第168話 呪本①

 グオリエが失踪した。

 なんでも、グオリエはアレからバファルスキ家のとある別荘に軟禁されていたらしい。

 父親いわく、頭を冷やせとのこと。


 そんなグオリエを世話していた従者いわく、最初のウチはひどく荒れていたらしい。

 従者にもきつく当たり、何人も仕事をやめていったとか。

 やがて、それは落ち着いたものの。

 今度はわけのわからないことをつぶやいている時が増えたそうで。

 気味悪がってグオリエの父にも相談しようとした矢先のことだったらしい。


 忽然と、グオリエは消えていたそうだ。

 部屋に荒らされた形跡はなく、ただ窓が壊されていた。

 しかし不自然なことがある。

 グオリエの自室は別荘の三階にあったそうだ。

 怪我もなく地面に着地するには、身体強化魔術か風魔術が必要になる。

 ようは、逃げ出した形跡が必ず生まれるのだ。

 だがそれがなかった。


 本当にただ、跡も残さず消えてしまったらしい。

 窓をぶち破った以上、逃げ出したことだけは間違いない。

 けれどもそれ以外の手がかりは何もなく。

 最終的に、視察という名目で学園にも調査の手を向けることになったようだ。


 俺達がその話をされたのは、逃げ出したグオリエが俺達を狙う可能性があるから。

 まったくもって冗談ではないが、奴にとって俺とフィーアが執着の対象になるのは自然なことなので警戒する他はない。
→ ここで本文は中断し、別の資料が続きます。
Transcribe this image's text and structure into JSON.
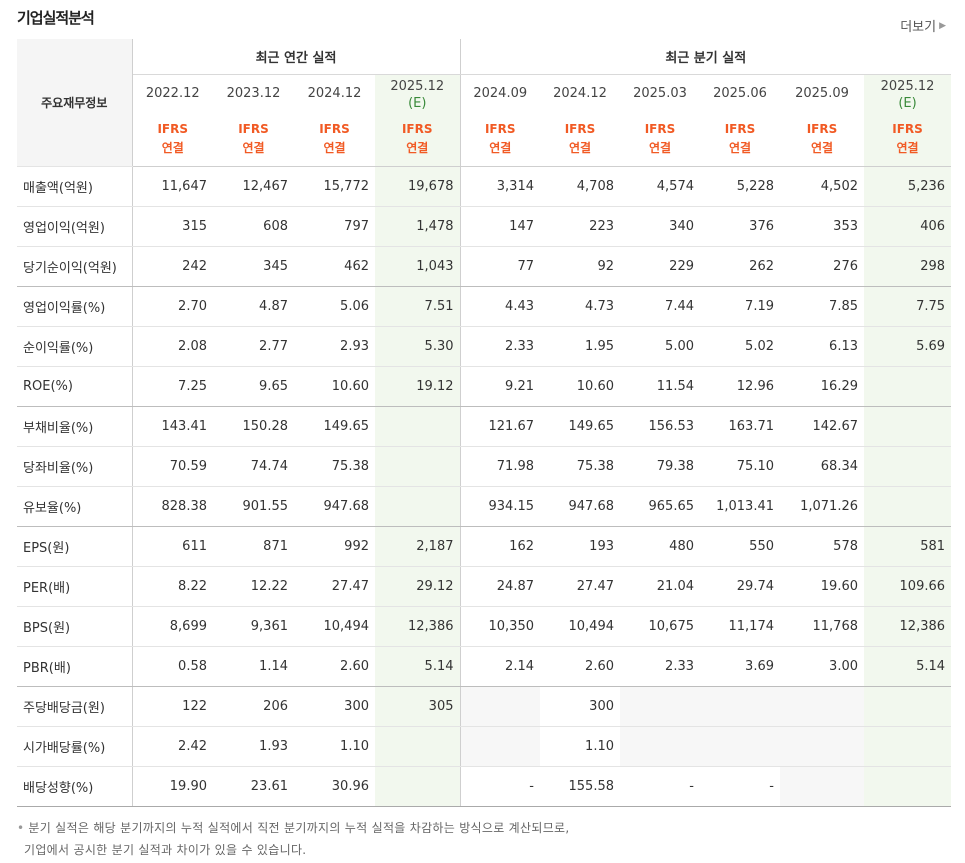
{
  "header": {
    "title": "기업실적분석",
    "more_label": "더보기"
  },
  "table": {
    "corner_label": "주요재무정보",
    "group_annual": "최근 연간 실적",
    "group_quarter": "최근 분기 실적",
    "annual_dates": [
      "2022.12",
      "2023.12",
      "2024.12",
      "2025.12"
    ],
    "quarter_dates": [
      "2024.09",
      "2024.12",
      "2025.03",
      "2025.06",
      "2025.09",
      "2025.12"
    ],
    "estimate_mark": "(E)",
    "ifrs_line1": "IFRS",
    "ifrs_line2": "연결",
    "rows": [
      {
        "label": "매출액(억원)",
        "values": [
          "11,647",
          "12,467",
          "15,772",
          "19,678",
          "3,314",
          "4,708",
          "4,574",
          "5,228",
          "4,502",
          "5,236"
        ]
      },
      {
        "label": "영업이익(억원)",
        "values": [
          "315",
          "608",
          "797",
          "1,478",
          "147",
          "223",
          "340",
          "376",
          "353",
          "406"
        ]
      },
      {
        "label": "당기순이익(억원)",
        "values": [
          "242",
          "345",
          "462",
          "1,043",
          "77",
          "92",
          "229",
          "262",
          "276",
          "298"
        ]
      },
      {
        "label": "영업이익률(%)",
        "values": [
          "2.70",
          "4.87",
          "5.06",
          "7.51",
          "4.43",
          "4.73",
          "7.44",
          "7.19",
          "7.85",
          "7.75"
        ]
      },
      {
        "label": "순이익률(%)",
        "values": [
          "2.08",
          "2.77",
          "2.93",
          "5.30",
          "2.33",
          "1.95",
          "5.00",
          "5.02",
          "6.13",
          "5.69"
        ]
      },
      {
        "label": "ROE(%)",
        "values": [
          "7.25",
          "9.65",
          "10.60",
          "19.12",
          "9.21",
          "10.60",
          "11.54",
          "12.96",
          "16.29",
          ""
        ]
      },
      {
        "label": "부채비율(%)",
        "values": [
          "143.41",
          "150.28",
          "149.65",
          "",
          "121.67",
          "149.65",
          "156.53",
          "163.71",
          "142.67",
          ""
        ]
      },
      {
        "label": "당좌비율(%)",
        "values": [
          "70.59",
          "74.74",
          "75.38",
          "",
          "71.98",
          "75.38",
          "79.38",
          "75.10",
          "68.34",
          ""
        ]
      },
      {
        "label": "유보율(%)",
        "values": [
          "828.38",
          "901.55",
          "947.68",
          "",
          "934.15",
          "947.68",
          "965.65",
          "1,013.41",
          "1,071.26",
          ""
        ]
      },
      {
        "label": "EPS(원)",
        "values": [
          "611",
          "871",
          "992",
          "2,187",
          "162",
          "193",
          "480",
          "550",
          "578",
          "581"
        ]
      },
      {
        "label": "PER(배)",
        "values": [
          "8.22",
          "12.22",
          "27.47",
          "29.12",
          "24.87",
          "27.47",
          "21.04",
          "29.74",
          "19.60",
          "109.66"
        ]
      },
      {
        "label": "BPS(원)",
        "values": [
          "8,699",
          "9,361",
          "10,494",
          "12,386",
          "10,350",
          "10,494",
          "10,675",
          "11,174",
          "11,768",
          "12,386"
        ]
      },
      {
        "label": "PBR(배)",
        "values": [
          "0.58",
          "1.14",
          "2.60",
          "5.14",
          "2.14",
          "2.60",
          "2.33",
          "3.69",
          "3.00",
          "5.14"
        ]
      },
      {
        "label": "주당배당금(원)",
        "values": [
          "122",
          "206",
          "300",
          "305",
          "",
          "300",
          "",
          "",
          "",
          ""
        ]
      },
      {
        "label": "시가배당률(%)",
        "values": [
          "2.42",
          "1.93",
          "1.10",
          "",
          "",
          "1.10",
          "",
          "",
          "",
          ""
        ]
      },
      {
        "label": "배당성향(%)",
        "values": [
          "19.90",
          "23.61",
          "30.96",
          "",
          "-",
          "155.58",
          "-",
          "-",
          "",
          ""
        ]
      }
    ]
  },
  "footnote": {
    "line1": "분기 실적은 해당 분기까지의 누적 실적에서 직전 분기까지의 누적 실적을 차감하는 방식으로 계산되므로,",
    "line2": "기업에서 공시한 분기 실적과 차이가 있을 수 있습니다."
  },
  "colors": {
    "ifrs_orange": "#f15a24",
    "estimate_bg": "#f2f8ee",
    "empty_bg": "#f7f7f7"
  }
}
 そう言われて、しばらくは俺もフィーアもかなり夜道等には気を付けていたのだが――



 何も起きることなく、半月と少しが経った。



 俺達の警戒はなんだったんだという話だが。

 グオリエがいまだ見つかっていない以上、警戒しないわけにも行かない。

 とはいえ、基本的に気をつけるべきは無防備な夜の道だ。

 フィーアの活動範囲は概ね学園と王城に偏っているし、登下校さえ気をつければそれ以外は比較的安全な場所にいることができる。


 もしもフィーアをグオリエが狙ったとして。

 そもそも学園と王城では、フィーアにたどり着く前に別の誰かがグオリエに気がつくだろう。

 それ以外の場所では、俺がフィーアを守ればいいだけのことだ。


 まぁ、流石にリスクを負うわけにはいかないので、バイトはアレ以来通えていないが。

 フィーア自身、かなりそれを不満に感じていても、立場上文句は言えないのであった。

 他には、登下校を図書館経由にしたり。

 街の散策をしないようにしたり。

 それなりに安全を確保しながら、日常を送っている。


 そうして、今日は一ヶ月ぶりのストラ教授の講義だった。

 前回、教授にお手伝いを頼まれてから、もう一ヶ月が経過していたのである。